KONTAN.CO.ID - Sejarah mi instan lahir di Jepang pada 1958, atau 10 tahun setelah kekalahan Jepang dalam Perang Dunia II. Mi instan pertama kali diciptakan oleh Momofuku Ando yang juga menjadi pendiri perusahaan mi, Nissin. 

Dirangkum dari World Instant Noodles Association, pengusaha Taiwan-Jepang ini membuat mi instan dengan mengeringkan mi, dikukus, dan dibumbui dalam minyak panas hingga kemudian "ramen ayam", mi instan pertama di dunia berhasil dia ciptakan. 

Ando telah memungkinkan produksi massal mi instan dengan menetapkan seluruh proses produksi mi secara industri. Mulai dari pembuatan mi, pengukusan, bumbu, hingga dehidrasi dalam panas minyak.

Produk yang siap disantap hanya dalam dua menit dengan menambahkan air mendidih itu dijuluki "ramen ajaib", dan langsung menjadi sensasi populer. Momen itu juga didukung dengan kemunculan televisi sebagai media baru akan mengubah pola konsumsi masyarakat secara drastis. 

Baca Juga: BPOM: Mie instan hingga minuman instan wajib cantumkan informasi asupan nilai gizi

Sejarah mi instan

Sejarah mi instan tak bisa dilepaskan dari Momofuku Ando, penemu mi instan

Dikutip dari BBC.com, Perang Dunia II membuat penduduk Jepang yang selamat menjadi kelaparan.
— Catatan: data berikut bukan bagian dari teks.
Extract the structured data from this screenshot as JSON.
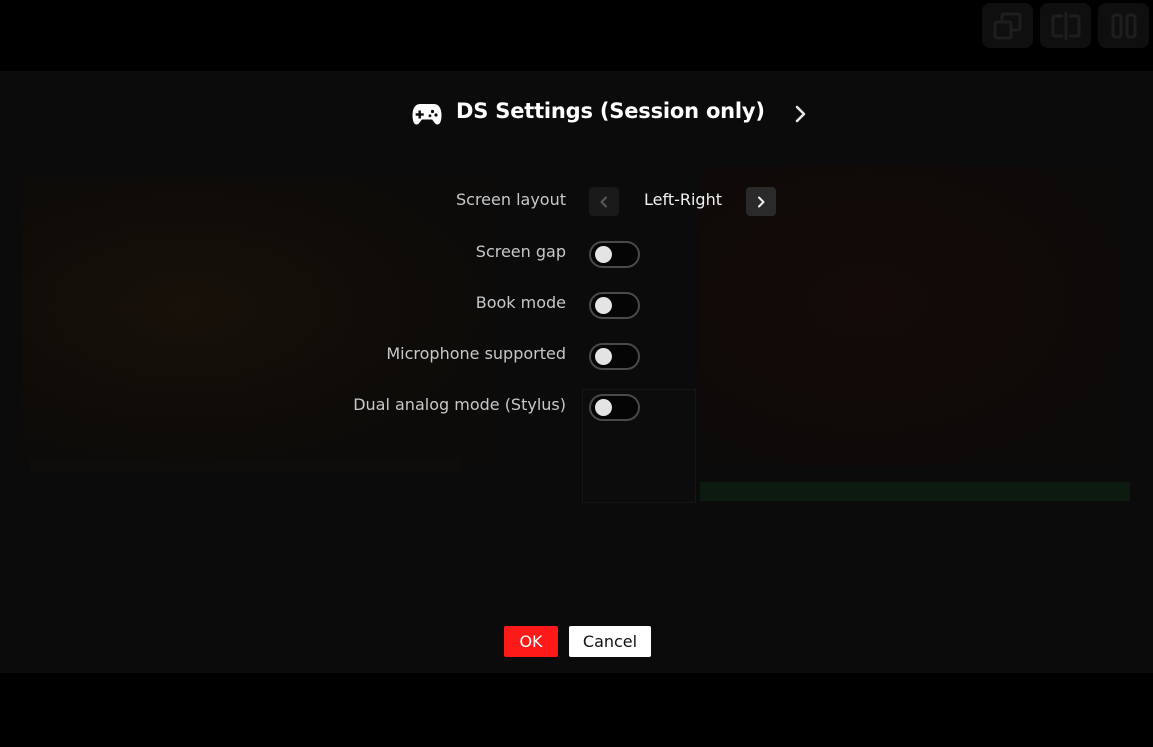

Sementara Momofuku Ando, seorang pengusaha yang mengalami kebangkrutan, mulai merintis kembali bisnis yang sempat anjlok lantaran PD II.

Sejarah mi instan pun dimulai saat Ando gigih untuk membangun kembali reputasi dan kekayaannya. Hal itu membuat Ando dihubungi oleh Kementerian Pertanian Jepang, 10 tahun setelah Perang Dunia II berakhir.

Mereka memberitahu Ando bahwa Pemerintah Jepang ingin mendorong warganya untuk mengonsumsi lebih banyak tepung gandum dari Amerika Serikat (AS). Pada saat itu, tepung gandum menjadi komponen utama dalam bantuan AS. 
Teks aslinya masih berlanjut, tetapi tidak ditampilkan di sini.